This topic came up at the Boston Lisp meeting last night. Here was my takeaway from the discussion.
ASDF does not need to support arbitrary encodings in system definition files. UTF-8 is the simplest and most portable solution for non-ASCII characters in system definitions.
Thus ASDF can simply declare that all system definitions are read using UTF-8. On systems where unicode support is not available, system definitions will be read as "extended ASCII", and the non-ASCII characters will simply print incorrectly. Filenames should only be specified using ASCII characters to avoid portability issues.
Authors do need a way to support arbitrary encodings in other source files, but this should be restricted to cases where there is an actual need to use a non-UTF-8 character set. Example use cases are locale-specific libraries, a toolchain that converts between character sets, or possibly a character-set-detection library. Again, other character sets can be a major portability issue.
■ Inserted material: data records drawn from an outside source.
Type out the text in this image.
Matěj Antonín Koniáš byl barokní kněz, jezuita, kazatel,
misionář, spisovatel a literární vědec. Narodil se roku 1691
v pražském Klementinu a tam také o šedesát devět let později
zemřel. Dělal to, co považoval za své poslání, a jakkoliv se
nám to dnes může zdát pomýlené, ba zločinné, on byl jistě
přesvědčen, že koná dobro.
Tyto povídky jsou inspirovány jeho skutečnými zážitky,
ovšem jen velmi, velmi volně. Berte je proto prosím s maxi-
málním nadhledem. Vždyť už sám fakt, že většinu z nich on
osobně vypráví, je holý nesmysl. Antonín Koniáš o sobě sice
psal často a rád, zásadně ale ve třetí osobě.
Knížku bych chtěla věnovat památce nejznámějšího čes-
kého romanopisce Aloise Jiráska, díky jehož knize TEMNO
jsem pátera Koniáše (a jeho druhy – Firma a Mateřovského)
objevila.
There are only a handful of libraries that use something other than ASCII or UTF-8. These should be easy to fix, given approval from their authors.
Hopefully that's an accurate record of the general consensus and this writeup will be helpful to others in some way.
- Daniel
On 4/20/12 Apr 20 -6:43 PM, Daniel Herring wrote:
This topic came up at the Boston Lisp meeting last night. Here was my takeaway from the discussion.
ASDF does not need to support arbitrary encodings in system definition files. UTF-8 is the simplest and most portable solution for non-ASCII characters in system definitions.
This seems mostly true. The only exception I can really think of is for metadata. What if the author's name uses non UTF-8?
But it's not a perfect world, and we should probably learn to live with this.
best, r
On Fri, 20 Apr 2012, Robert Goldman wrote:
On 4/20/12 Apr 20 -6:43 PM, Daniel Herring wrote:
ASDF does not need to support arbitrary encodings in system definition files. UTF-8 is the simplest and most portable solution for non-ASCII characters in system definitions.
This seems mostly true. The only exception I can really think of is for metadata. What if the author's name uses non UTF-8?
What character in the author's name cannot be encoded in UTF-8?
Yes, there are some hieroglyphs and other ancient character sets not in UTF-8. Are there any gaps in coverage for current languages that have other character sets?
This will be an inconvenience for those who usually use a different local-specific encoding, and I think it is less than the inconvenience to the whole community if we try to support other encodings in the definition files.
- Daniel